Il sarto realizza il prodotto finito, lavorando sia a mano sia con le macchine. Il modellista, invece, prepara il modello sulla base dello schizzo dello stilista e segue la realizzazione del prototipo. Oltre a loro, ha buone probabilità di trovare lavoro “l’uomo prodotto”, che valuta quanto sia realizzabile per l’industria un modello disegnato.
CHE COSA SERVE Il corso triennale di Operatore dell’abbigliamento organizzato da Province e Regioni. Meglio ancora un diploma come Perito tessile o Tecnico dell’abbigliamento e della moda. Per i modellisti, sono validi i corsi organizzati da centri di formazione professionale.
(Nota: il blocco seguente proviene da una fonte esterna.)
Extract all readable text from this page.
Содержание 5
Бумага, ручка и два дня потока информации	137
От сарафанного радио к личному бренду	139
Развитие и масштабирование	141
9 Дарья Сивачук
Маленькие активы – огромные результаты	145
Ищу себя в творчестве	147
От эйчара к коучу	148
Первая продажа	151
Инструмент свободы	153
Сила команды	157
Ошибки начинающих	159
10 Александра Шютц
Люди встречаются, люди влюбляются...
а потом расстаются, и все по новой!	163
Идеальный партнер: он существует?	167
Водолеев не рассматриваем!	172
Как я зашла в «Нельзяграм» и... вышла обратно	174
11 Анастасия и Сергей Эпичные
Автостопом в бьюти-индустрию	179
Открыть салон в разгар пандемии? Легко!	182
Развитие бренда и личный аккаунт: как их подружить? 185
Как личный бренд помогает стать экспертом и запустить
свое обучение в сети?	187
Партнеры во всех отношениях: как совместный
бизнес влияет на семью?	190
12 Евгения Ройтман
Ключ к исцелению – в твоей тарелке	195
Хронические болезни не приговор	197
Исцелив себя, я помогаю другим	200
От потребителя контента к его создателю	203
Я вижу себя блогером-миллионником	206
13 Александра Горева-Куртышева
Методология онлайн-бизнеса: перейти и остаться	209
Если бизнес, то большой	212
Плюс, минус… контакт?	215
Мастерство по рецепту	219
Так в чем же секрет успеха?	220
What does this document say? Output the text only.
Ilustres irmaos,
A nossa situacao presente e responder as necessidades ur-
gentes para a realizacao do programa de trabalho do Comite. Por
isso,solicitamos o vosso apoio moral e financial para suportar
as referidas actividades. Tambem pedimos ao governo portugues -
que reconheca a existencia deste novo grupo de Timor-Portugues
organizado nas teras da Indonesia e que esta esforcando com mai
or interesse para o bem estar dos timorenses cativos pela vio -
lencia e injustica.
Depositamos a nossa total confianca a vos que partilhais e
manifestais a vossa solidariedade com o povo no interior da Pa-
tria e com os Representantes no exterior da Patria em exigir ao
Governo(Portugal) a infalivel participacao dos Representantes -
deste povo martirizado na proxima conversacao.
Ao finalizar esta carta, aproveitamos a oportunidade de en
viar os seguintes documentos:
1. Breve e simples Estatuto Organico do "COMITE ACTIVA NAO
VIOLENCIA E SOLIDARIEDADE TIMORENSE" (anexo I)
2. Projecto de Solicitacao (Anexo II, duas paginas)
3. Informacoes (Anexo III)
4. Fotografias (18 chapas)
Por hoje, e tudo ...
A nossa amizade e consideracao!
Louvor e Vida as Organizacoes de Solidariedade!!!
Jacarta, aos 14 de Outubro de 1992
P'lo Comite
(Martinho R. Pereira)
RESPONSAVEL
QUANTO SI GUADAGNA Da 1.100 euro a 1.400 euro.    

DOVE CERCARE  

Le principali società di selezione del personale hanno una sezione apposita per il settore moda. Da segnalare Adecco (www.adecco.it) e Manpower (www.manpower.it). Ricordiamo poi anche il portale Fashion United (www.fashionunited.it) e l’agenzia Between design search (www.betweenresearch.com) che si occupa sia di abbigliamento sia di accessori. Più indicata per chi ha già esperienza è Michael Page (www.michaelpage.it), mentre Mattiroli associati (www.mattiroli.com) e Value Search (www.valuesearch.it) sono consigliabili a chi ha curriculum di alto profilo e specializzato.